A diretora do Ministério do Meio Ambiente e ponto focal da Convenção de Minamata no Brasil, Thaianne Resende H. Fabio, destacou que o país está em atraso na entrega formal do plano à comunidade internacional e reforçou que o uso de mercúrio no garimpo brasileiro, hoje, está diretamente associado ao contrabando, uma vez que não há importação regular autorizada para essa finalidade. Ela ressaltou a necessidade de alinhamento normativo e defendeu maior rigor na rastreabilidade do ouro.

Representando o IBAMA, Carolina Vieira Ribeiro de Assis Bastos destacou os desafios de fiscalização e chamou atenção para a necessidade de integrar o controle do mercúrio aos processos de licenciamento ambiental. Segundo ela, o sistema nacional de rastreabilidade do mercúrio já está operacional e poderá contribuir para separar operações regulares das ilegais.

O Ministério Público Federal, por meio do procurador André Luiz Porreca Ferreira Cunha, reforçou a dimensão estratégica do tema ao classificar o enfrentamento ao mercúrio como uma “pauta civilizatória”, alertando para os impactos da substância sobre a saúde humana, o meio ambiente e as populações vulneráveis, além da relação direta entre o contrabando de mercúrio e organizações criminosas.

Já o Ministério da Saúde destacou o aumento expressivo de casos de intoxicação por mercúrio no país, 1184% entre 2007 e 2024, alertando ainda para a fragilidade nos diagnósticos e notificações e defendeu maior integração entre políticas de vigilância em saúde e ações de controle da mineração.

No âmbito internacional, o PNUMA reforçou que o PAN brasileiro tem potencial para se tornar referência global, dada a complexidade da cadeia produtiva nacional e a importância estratégica do ouro para a economia brasileira.

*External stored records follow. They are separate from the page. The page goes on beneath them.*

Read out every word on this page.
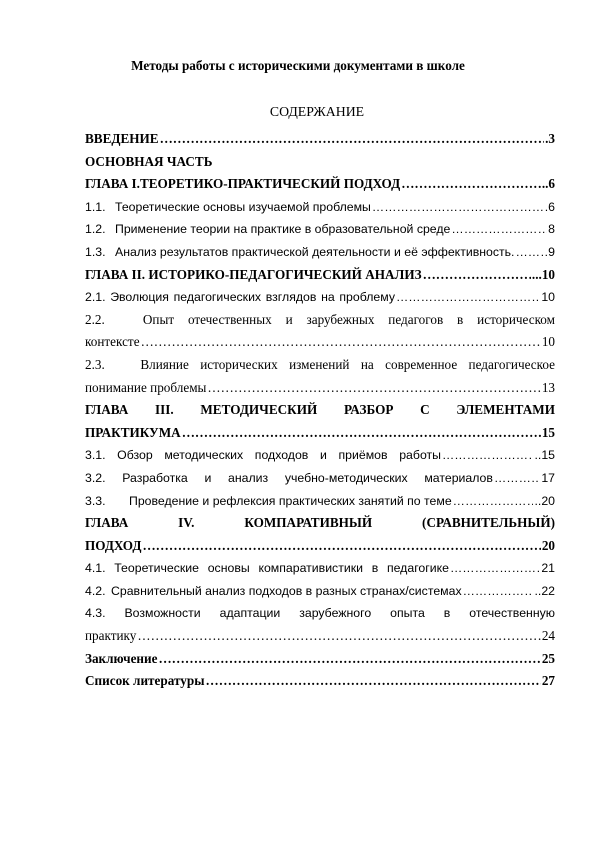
Методы работы с историческими документами в школе
СОДЕРЖАНИЕ
ВВЕДЕНИЕ …………………………………………………………………………………………………………………………………………………………	.3
ОСНОВНАЯ ЧАСТЬ
ГЛАВА I.ТЕОРЕТИКО-ПРАКТИЧЕСКИЙ ПОДХОД …………………………………………………………………………………………………………………………………………………………	..6
1.1. Теоретические основы изучаемой проблемы …………………………………………………………………………………………………………………………………………………………	.6
1.2. Применение теории на практике в образовательной среде …………………………………………………………………………………………………………………………………………………………	8
1.3. Анализ результатов практической деятельности и её эффективность. …………………………………………………………………………………………………………………………………………………………	9
ГЛАВА II. ИСТОРИКО-ПЕДАГОГИЧЕСКИЙ АНАЛИЗ …………………………………………………………………………………………………………………………………………………………	...10
2.1. Эволюция педагогических взглядов на проблему …………………………………………………………………………………………………………………………………………………………	10
2.2.	Опыт отечественных и зарубежных педагогов в историческом
контексте …………………………………………………………………………………………………………………………………………………………	10
2.3.	Влияние исторических изменений на современное педагогическое
понимание проблемы …………………………………………………………………………………………………………………………………………………………	13
ГЛАВА III. МЕТОДИЧЕСКИЙ РАЗБОР С ЭЛЕМЕНТАМИ
ПРАКТИКУМА …………………………………………………………………………………………………………………………………………………………	15
3.1. Обзор методических подходов и приёмов работы …………………………………………………………………………………………………………………………………………………………	..15
3.2. Разработка и анализ учебно-методических материалов …………………………………………………………………………………………………………………………………………………………	17
3.3.	Проведение и рефлексия практических занятий по теме …………………………………………………………………………………………………………………………………………………………	..20
ГЛАВА	IV.	КОМПАРАТИВНЫЙ	(СРАВНИТЕЛЬНЫЙ)
ПОДХОД …………………………………………………………………………………………………………………………………………………………	20
4.1. Теоретические основы компаративистики в педагогике …………………………………………………………………………………………………………………………………………………………	21
4.2. Сравнительный анализ подходов в разных странах/системах …………………………………………………………………………………………………………………………………………………………	..22
4.3. Возможности адаптации зарубежного опыта в отечественную
практику …………………………………………………………………………………………………………………………………………………………	24
Заключение …………………………………………………………………………………………………………………………………………………………	25
Список литературы …………………………………………………………………………………………………………………………………………………………	27
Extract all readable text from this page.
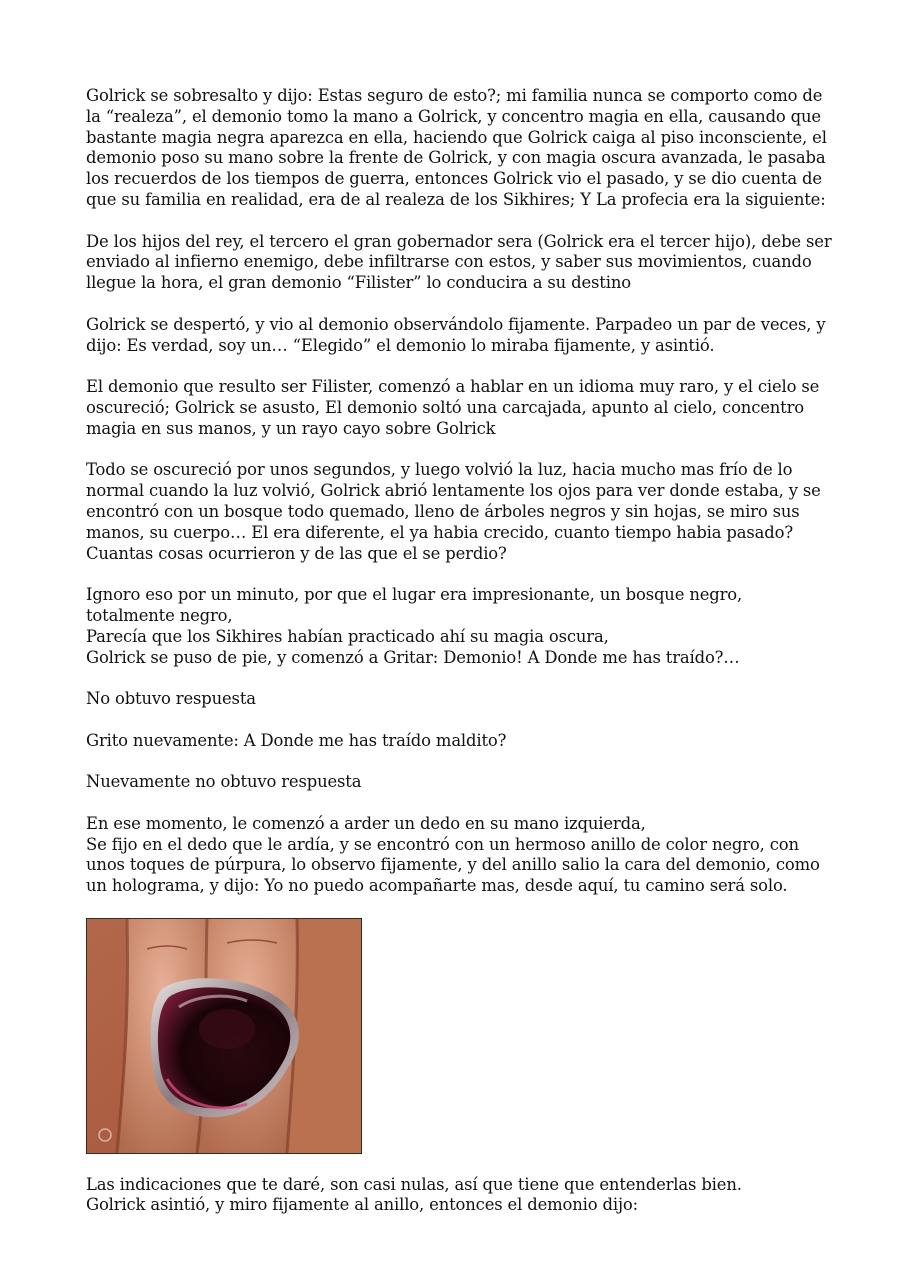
Golrick se sobresalto y dijo: Estas seguro de esto?; mi familia nunca se comporto como de
la “realeza”, el demonio tomo la mano a Golrick, y concentro magia en ella, causando que
bastante magia negra aparezca en ella, haciendo que Golrick caiga al piso inconsciente, el
demonio poso su mano sobre la frente de Golrick, y con magia oscura avanzada, le pasaba
los recuerdos de los tiempos de guerra, entonces Golrick vio el pasado, y se dio cuenta de
que su familia en realidad, era de al realeza de los Sikhires; Y La profecia era la siguiente:

De los hijos del rey, el tercero el gran gobernador sera (Golrick era el tercer hijo), debe ser
enviado al infierno enemigo, debe infiltrarse con estos, y saber sus movimientos, cuando
llegue la hora, el gran demonio “Filister” lo conducira a su destino

Golrick se despertó, y vio al demonio observándolo fijamente. Parpadeo un par de veces, y
dijo: Es verdad, soy un… “Elegido” el demonio lo miraba fijamente, y asintió.

El demonio que resulto ser Filister, comenzó a hablar en un idioma muy raro, y el cielo se
oscureció; Golrick se asusto, El demonio soltó una carcajada, apunto al cielo, concentro
magia en sus manos, y un rayo cayo sobre Golrick

Todo se oscureció por unos segundos, y luego volvió la luz, hacia mucho mas frío de lo
normal cuando la luz volvió, Golrick abrió lentamente los ojos para ver donde estaba, y se
encontró con un bosque todo quemado, lleno de árboles negros y sin hojas, se miro sus
manos, su cuerpo… El era diferente, el ya habia crecido, cuanto tiempo habia pasado?
Cuantas cosas ocurrieron y de las que el se perdio?

Ignoro eso por un minuto, por que el lugar era impresionante, un bosque negro,
totalmente negro,
Parecía que los Sikhires habían practicado ahí su magia oscura,
Golrick se puso de pie, y comenzó a Gritar: Demonio! A Donde me has traído?…

No obtuvo respuesta

Grito nuevamente: A Donde me has traído maldito?

Nuevamente no obtuvo respuesta

En ese momento, le comenzó a arder un dedo en su mano izquierda,
Se fijo en el dedo que le ardía, y se encontró con un hermoso anillo de color negro, con
unos toques de púrpura, lo observo fijamente, y del anillo salio la cara del demonio, como
un holograma, y dijo: Yo no puedo acompañarte mas, desde aquí, tu camino será solo.

Las indicaciones que te daré, son casi nulas, así que tiene que entenderlas bien.
Golrick asintió, y miro fijamente al anillo, entonces el demonio dijo:
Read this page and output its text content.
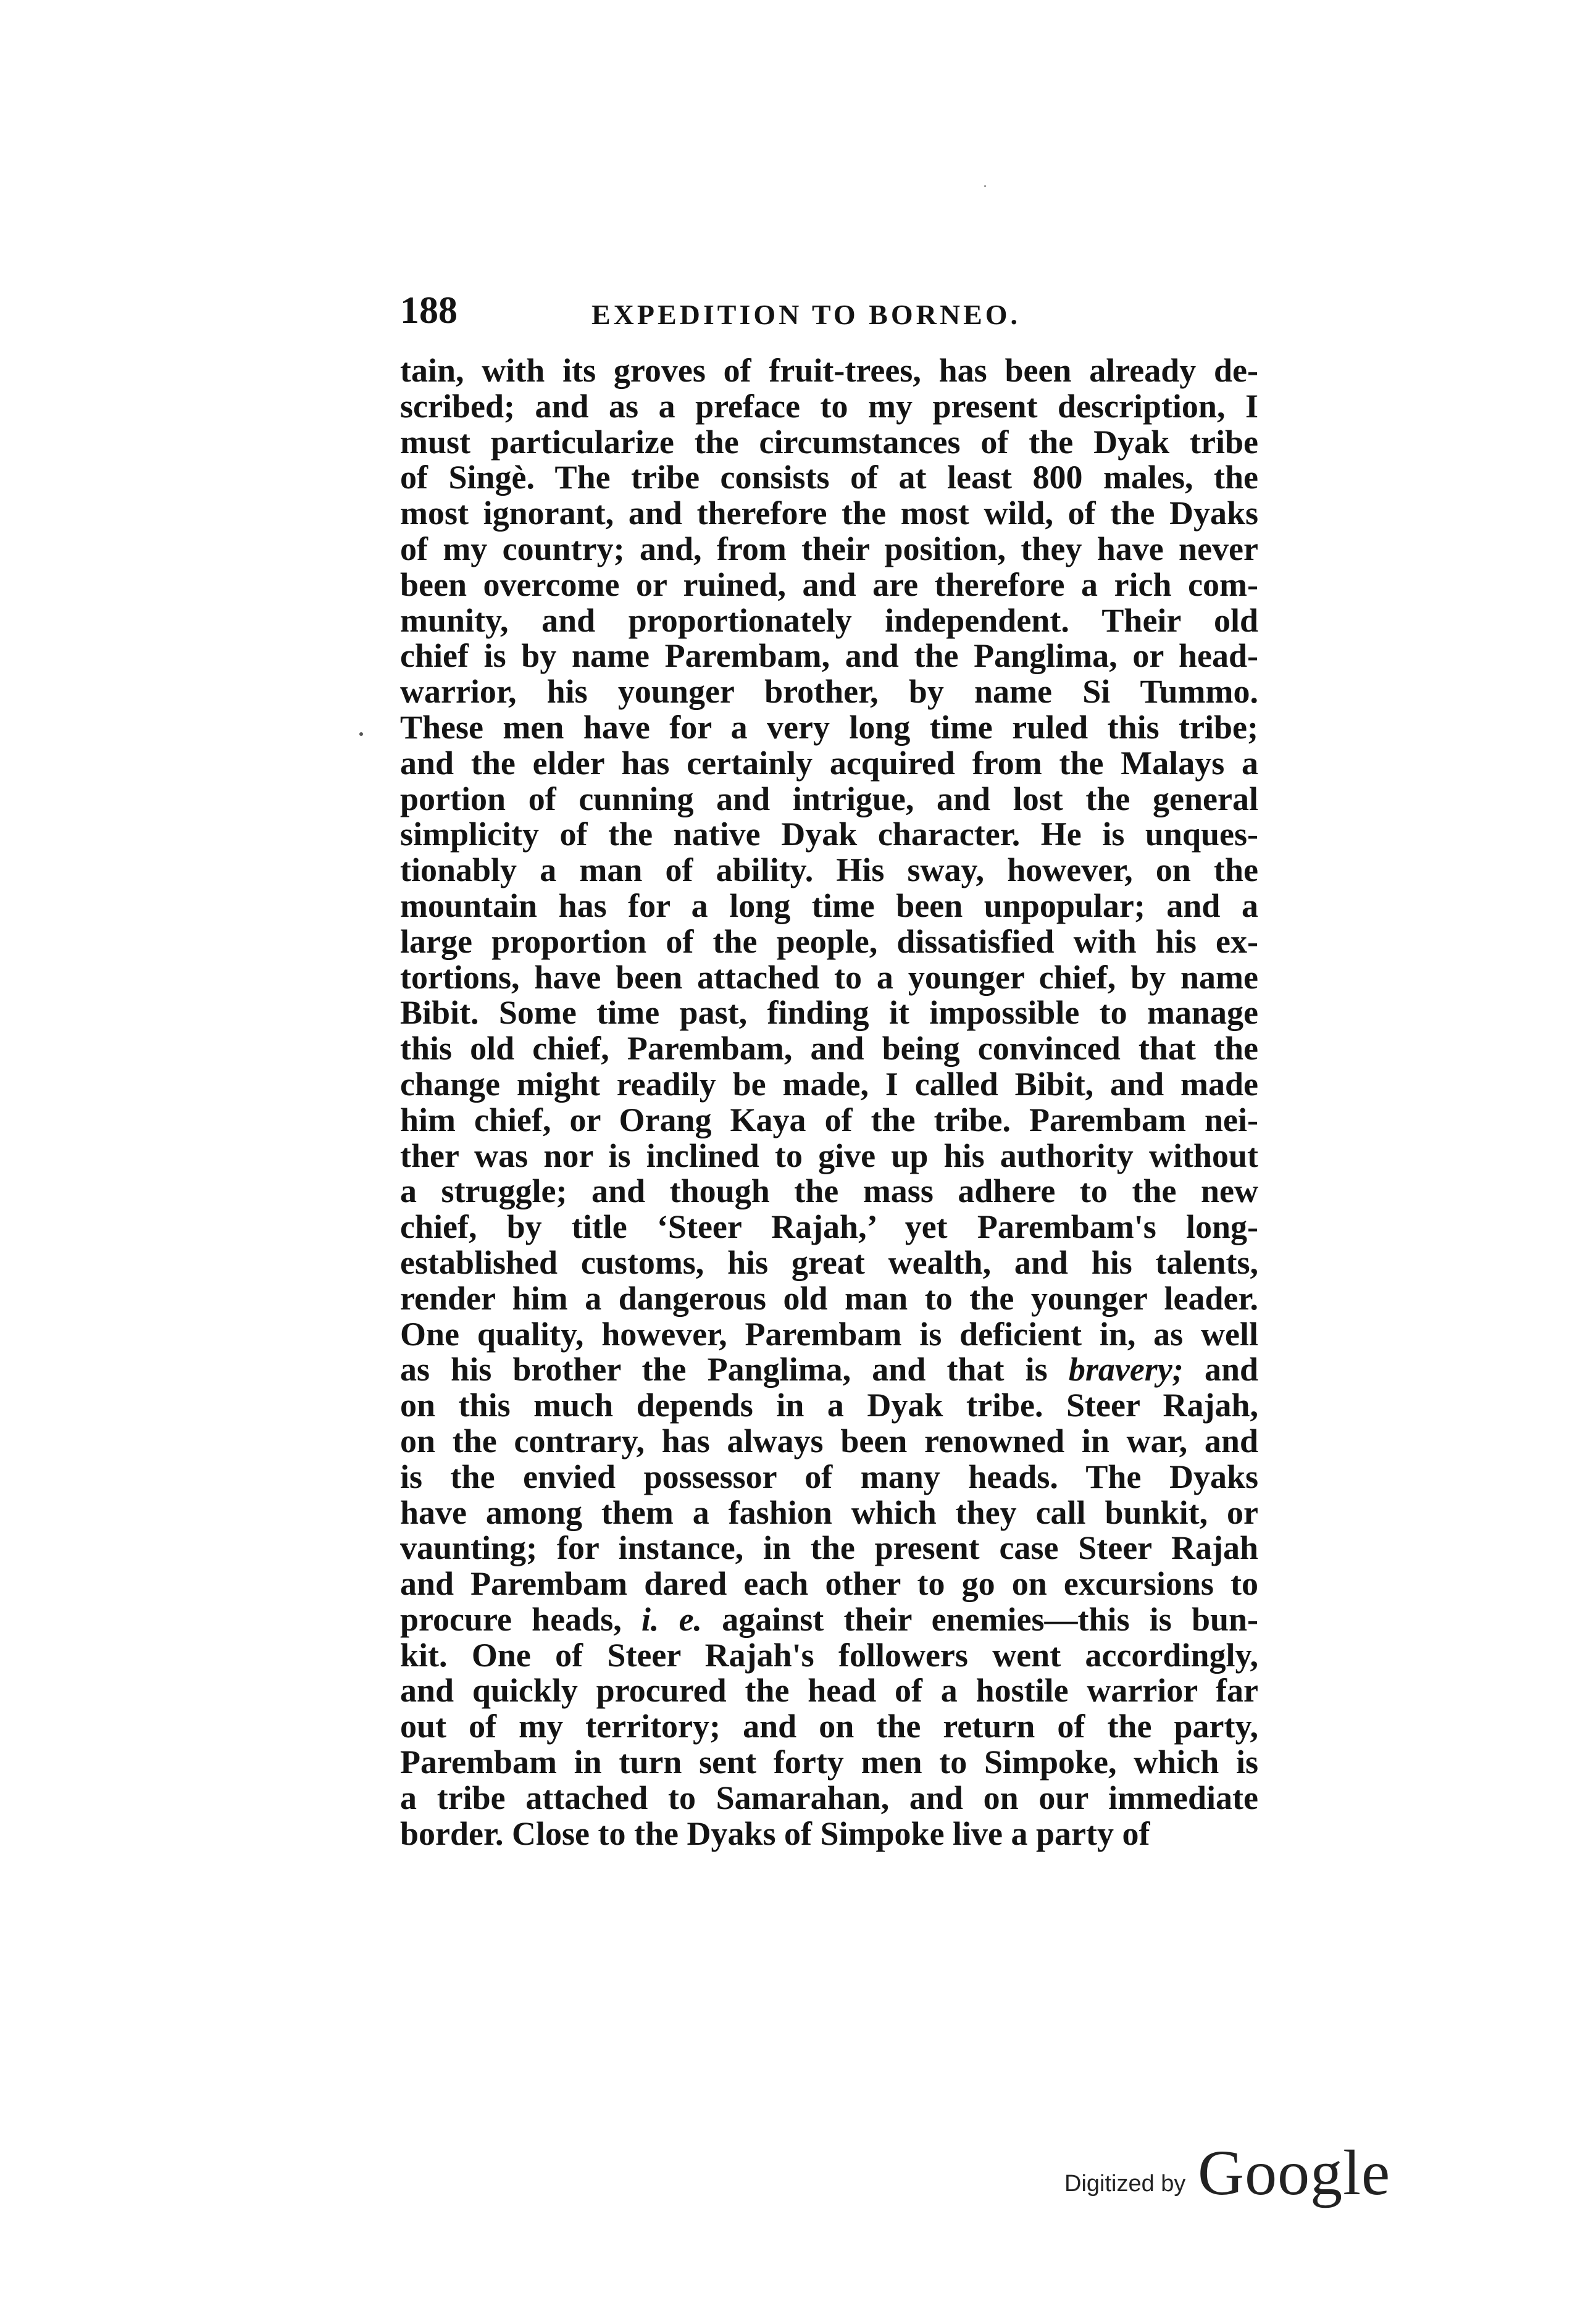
188	EXPEDITION TO BORNEO.
tain, with its groves of fruit-trees, has been already de-
scribed; and as a preface to my present description, I
must particularize the circumstances of the Dyak tribe
of Singè. The tribe consists of at least 800 males, the
most ignorant, and therefore the most wild, of the Dyaks
of my country; and, from their position, they have never
been overcome or ruined, and are therefore a rich com-
munity, and proportionately independent. Their old
chief is by name Parembam, and the Panglima, or head-
warrior, his younger brother, by name Si Tummo.
These men have for a very long time ruled this tribe;
and the elder has certainly acquired from the Malays a
portion of cunning and intrigue, and lost the general
simplicity of the native Dyak character. He is unques-
tionably a man of ability. His sway, however, on the
mountain has for a long time been unpopular; and a
large proportion of the people, dissatisfied with his ex-
tortions, have been attached to a younger chief, by name
Bibit. Some time past, finding it impossible to manage
this old chief, Parembam, and being convinced that the
change might readily be made, I called Bibit, and made
him chief, or Orang Kaya of the tribe. Parembam nei-
ther was nor is inclined to give up his authority without
a struggle; and though the mass adhere to the new
chief, by title ‘Steer Rajah,’ yet Parembam's long-
established customs, his great wealth, and his talents,
render him a dangerous old man to the younger leader.
One quality, however, Parembam is deficient in, as well
as his brother the Panglima, and that is bravery; and
on this much depends in a Dyak tribe. Steer Rajah,
on the contrary, has always been renowned in war, and
is the envied possessor of many heads. The Dyaks
have among them a fashion which they call bunkit, or
vaunting; for instance, in the present case Steer Rajah
and Parembam dared each other to go on excursions to
procure heads, i. e. against their enemies—this is bun-
kit. One of Steer Rajah's followers went accordingly,
and quickly procured the head of a hostile warrior far
out of my territory; and on the return of the party,
Parembam in turn sent forty men to Simpoke, which is
a tribe attached to Samarahan, and on our immediate
border. Close to the Dyaks of Simpoke live a party of
Digitized by Google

Para o IBGM, o avanço do Plano de Ação Nacional representa uma oportunidade para ampliar a governança sobre a cadeia do ouro, fortalecer mecanismos de rastreabilidade e estimular políticas públicas que promovam agregação de valor, competitividade industrial e sustentabilidade.

O Instituto reforça que o fortalecimento da cadeia mineral brasileira exige equilíbrio entre fiscalização eficiente, formalização produtiva, inovação tecnológica e estímulo à indústria nacional, garantindo que a riqueza mineral do país gere desenvolvimento econômico, empregos e valor agregado dentro do território brasileiro.